The sale of interests in discrete product revenue streams has taken hold as an alternative financing source for holders of
biopharmaceutical intellectual property (IP). Holders of these IP assets are often either constrained in their reasonable
access to capital (e.g., small fast growing pharmaceutical companies) or limited in their interest in managing an IP portfolio,
which may be diffuse or require commercialization beyond the development of the basic science involved (e.g., university medical
centers). These sale transactions fall broadly into two categories: structured sales of portions of future revenues from a
specified compound or biopharmaceutical IP asset over a defined field for a specified period of time (revenue interest transactions)
and structured sales of future revenues from an existing out-license, typically to a much larger pharmaceutical company (royalty
interest transactions). Although these transactions have similar considerations at their core, such as strength of the underlying
IP and assessment of the likelihood of longer-term commercial success, they also present distinct issues from the perspectives
of the typical financial investor (the buyer) and the owner of the compound or biopharmaceutical IP asset (the seller).

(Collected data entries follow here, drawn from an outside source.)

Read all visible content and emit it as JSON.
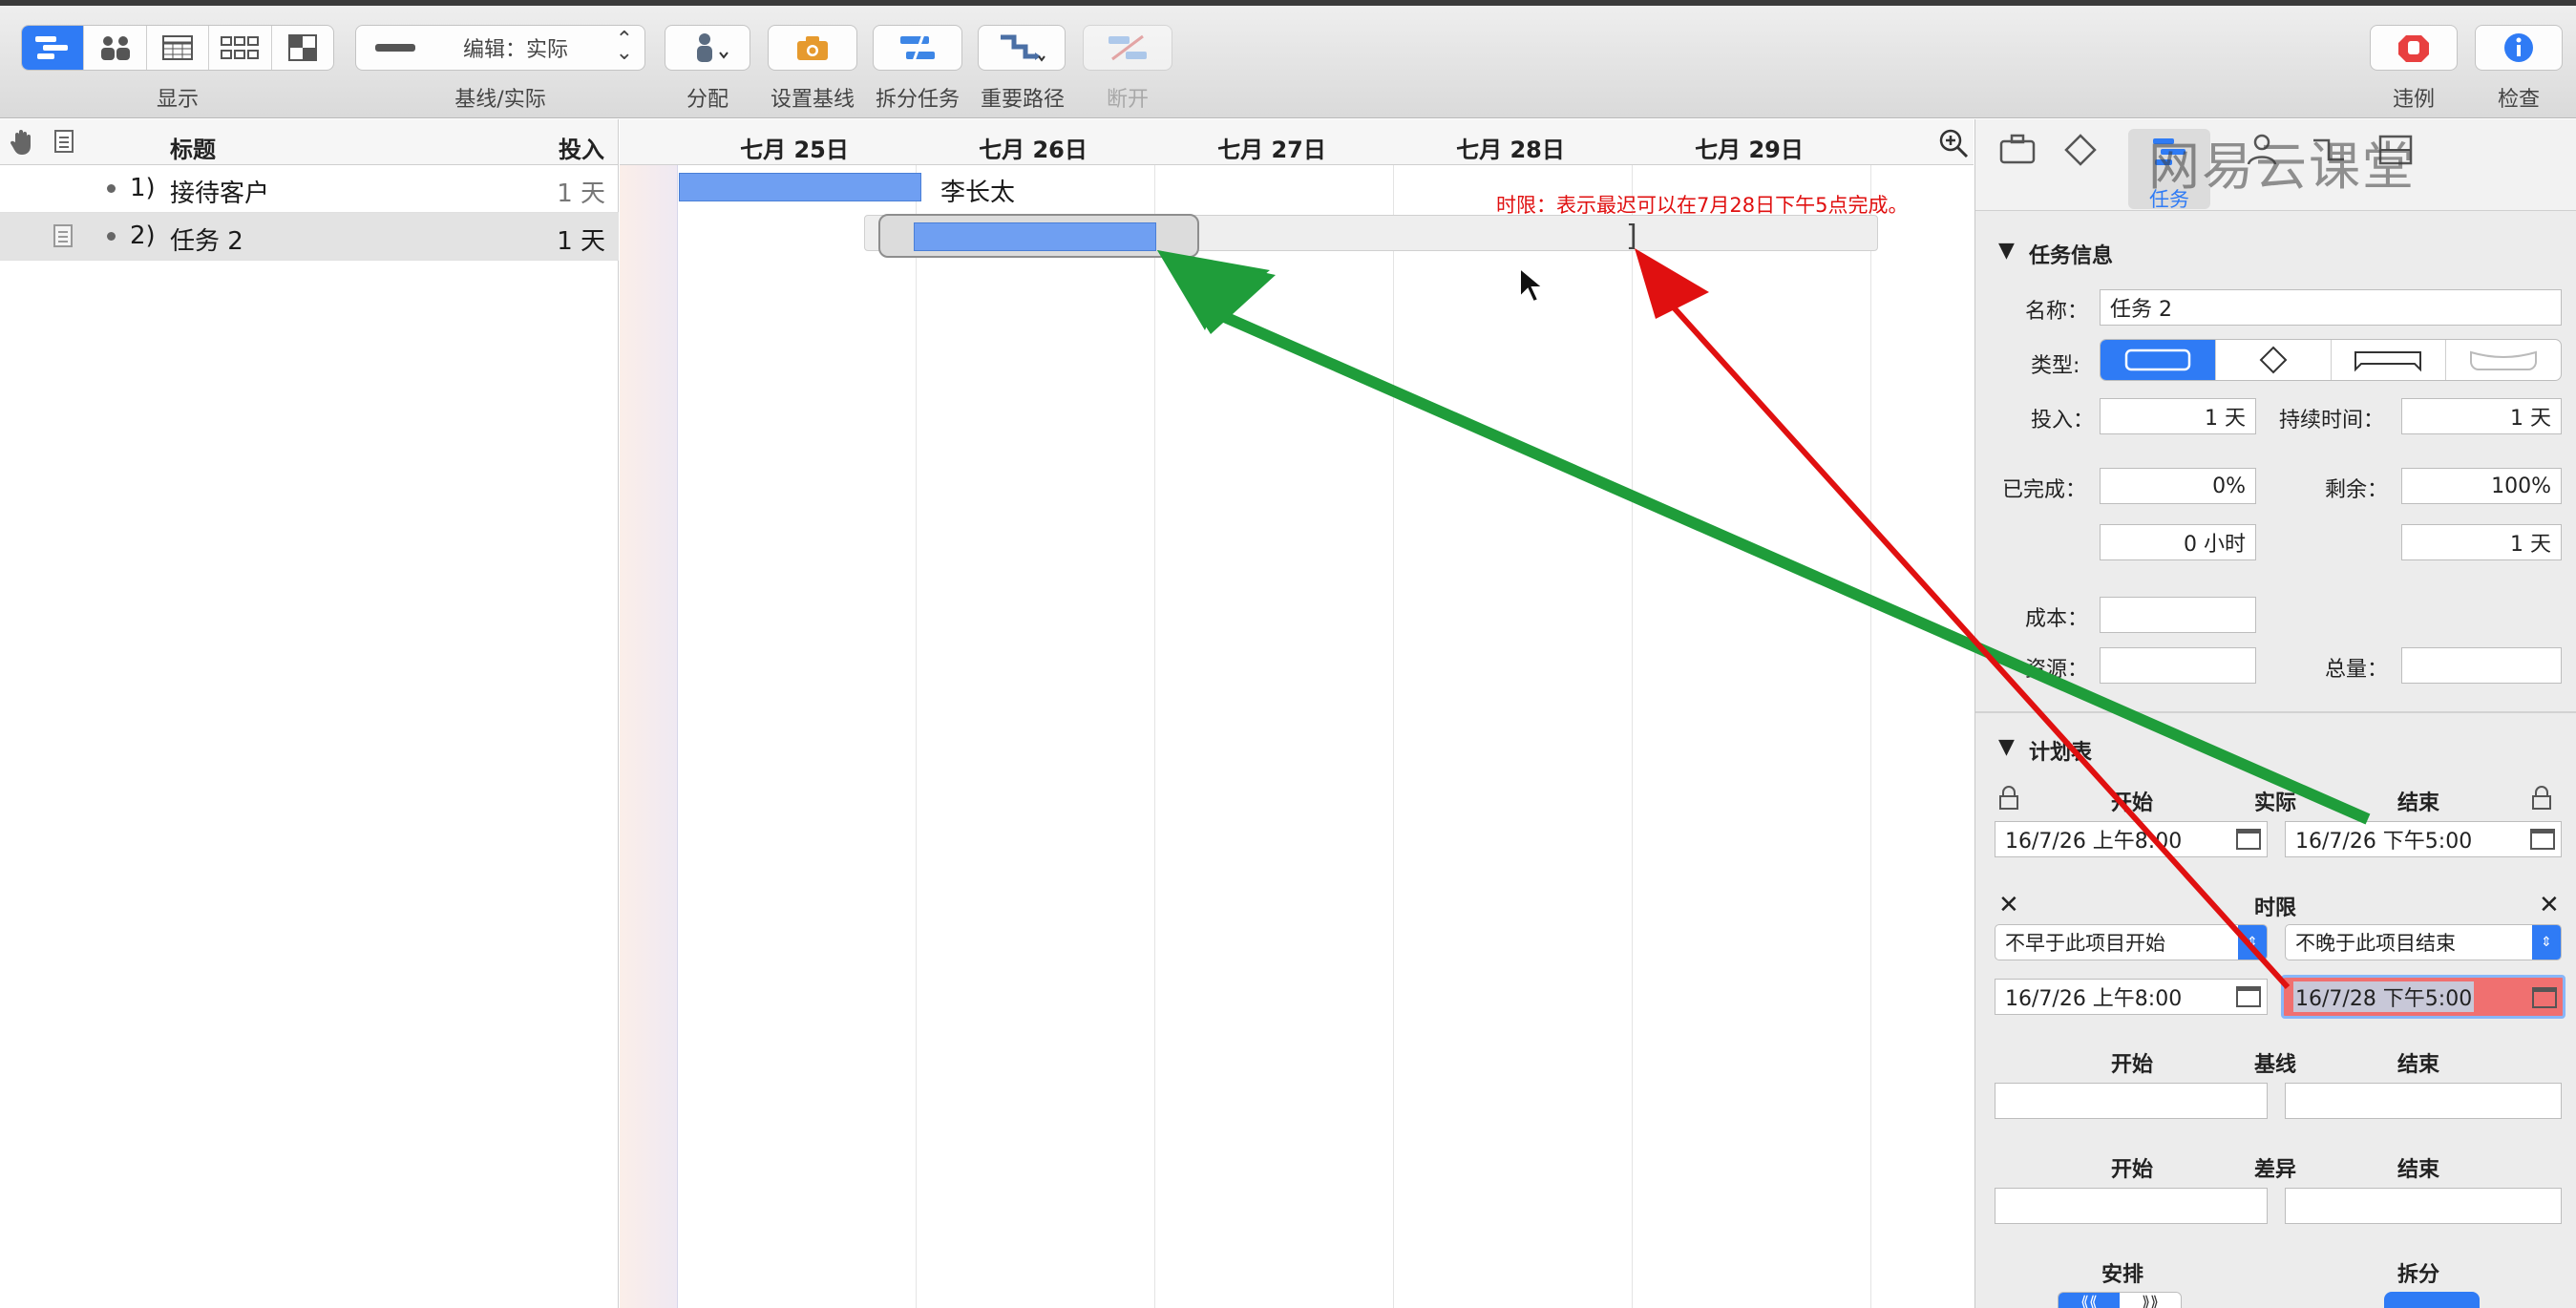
{
  "toolbar": {
    "view_label": "显示",
    "baseline_popup_value": "编辑：实际",
    "baseline_label": "基线/实际",
    "assign_label": "分配",
    "set_baseline_label": "设置基线",
    "split_task_label": "拆分任务",
    "critical_path_label": "重要路径",
    "disconnect_label": "断开",
    "violations_label": "违例",
    "inspect_label": "检查"
  },
  "outline": {
    "col_title": "标题",
    "col_effort": "投入",
    "rows": [
      {
        "number": "1)",
        "title": "接待客户",
        "effort": "1 天",
        "selected": false
      },
      {
        "number": "2)",
        "title": "任务 2",
        "effort": "1 天",
        "selected": true
      }
    ]
  },
  "gantt": {
    "days": [
      "七月 25日",
      "七月 26日",
      "七月 27日",
      "七月 28日",
      "七月 29日"
    ],
    "task1_resource": "李长太",
    "deadline_annotation": "时限：表示最迟可以在7月28日下午5点完成。"
  },
  "inspector": {
    "tab_task_label": "任务",
    "watermark": "网易云课堂",
    "task_info": {
      "header": "任务信息",
      "name_label": "名称：",
      "name_value": "任务 2",
      "type_label": "类型:",
      "effort_label": "投入：",
      "effort_value": "1 天",
      "duration_label": "持续时间：",
      "duration_value": "1 天",
      "completed_label": "已完成：",
      "completed_value": "0%",
      "completed_fraction": 0.0,
      "remaining_label": "剩余：",
      "remaining_value": "100%",
      "completed_hours": "0 小时",
      "remaining_days": "1 天",
      "cost_label": "成本：",
      "cost_value": "",
      "resource_label": "资源：",
      "resource_value": "",
      "total_label": "总量：",
      "total_value": ""
    },
    "schedule": {
      "header": "计划表",
      "start_label": "开始",
      "actual_label": "实际",
      "end_label": "结束",
      "actual_start": "16/7/26 上午8:00",
      "actual_end": "16/7/26 下午5:00",
      "constraint_label": "时限",
      "constraint_start_option": "不早于此项目开始",
      "constraint_end_option": "不晚于此项目结束",
      "constraint_start_date": "16/7/26 上午8:00",
      "constraint_end_date": "16/7/28 下午5:00",
      "baseline_start_label": "开始",
      "baseline_label": "基线",
      "baseline_end_label": "结束",
      "variance_start_label": "开始",
      "variance_label": "差异",
      "variance_end_label": "结束",
      "leveling_label": "安排",
      "split_label": "拆分"
    }
  },
  "colors": {
    "accent": "#2f7bf5",
    "task_bar": "#6f9ff2",
    "annotation_red": "#e01010",
    "annotation_green": "#1f9d3a",
    "highlight_field": "#f07070"
  }
}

In royalty interest transactions, a core consideration is the allocation of rights and responsibilities with respect to the
specific out-licensing arrangement. The same issue is substantially less significant for revenue interest transactions because
they are modeled on the basis of a non-counterparty specific revenue stream and are documented to contain substantial consent
protections relative to future out-licensing and other transfer transactions. Therefore, revenue interest transactions are
generally independent of risks associated with obligor or counterparty concentration and are not subject to the pre-existing
contractual regime present in a typical royalty interest transaction. Below, we examine the practical and legal considerations
for evaluating the out-licensing arrangement in a royalty interest transaction, including the allocation of rights and obligations
with regards to the out-licensing counterparty (the licensee). We also discuss mitigating considerations for resolving the
often competing interests of the buyer and the seller relative to this core arrangement.
ROYALTY INTEREST TRANSACTION
The essence of a royalty interest transaction is the monetization of a generally well described, yet commercially speculative
future cash-flow stream, from an existing out-license with an identified licensee of a specified product. From an analytical
perspective, valuing the out-license presents two challenges: (1) assessing the likelihood of successful future commercialization
by the licensee and (2) determining the rights of an assignee (whether in whole or in part) as a legal matter under the out-license
agreement (especially in relation to the licensee).
The analysis of the likelihood of successful future commercialization involves a combination of regulatory and IP due diligence
to assess the likely success of subject IP in the marketplace. From a legal perspective, the focus is on the rights of the
assignee (the buyer) under the out-license, including a review of the out-license to determine the scope of the field covered
by the out-license to establish the benchmarking against which the competitive landscape can be measured, and the mechanics
for determining the amount payable by the licensee to the licensor.
The standard out-license usually contains a broadly drafted, often bilateral, prohibition on assignment (e.g., "... neither
party shall assign any of its rights or interests under this [a]greement"). This provision is, at first look, very problematic
to the buyer of the subject royalty interest. Although the buyer's principal consideration is its analysis of the likely future
cash flows from the out-license, it is necessarily concerned with its ability to ensure that its rights to those cash flows
are superior to the rights of the seller and the seller's creditors, with respect to that asset.
The prophylactic measures taken by the buyer include structuring the transaction with the seller to maximize the possibility
that the transaction will be treated as a sale rather than as a financing in a seller insolvency proceeding. Usually as a
backstop, and less frequently as a primary position, the buyer takes steps to ensure that it enjoys the status of a senior
secured creditor with respect to the cash flows.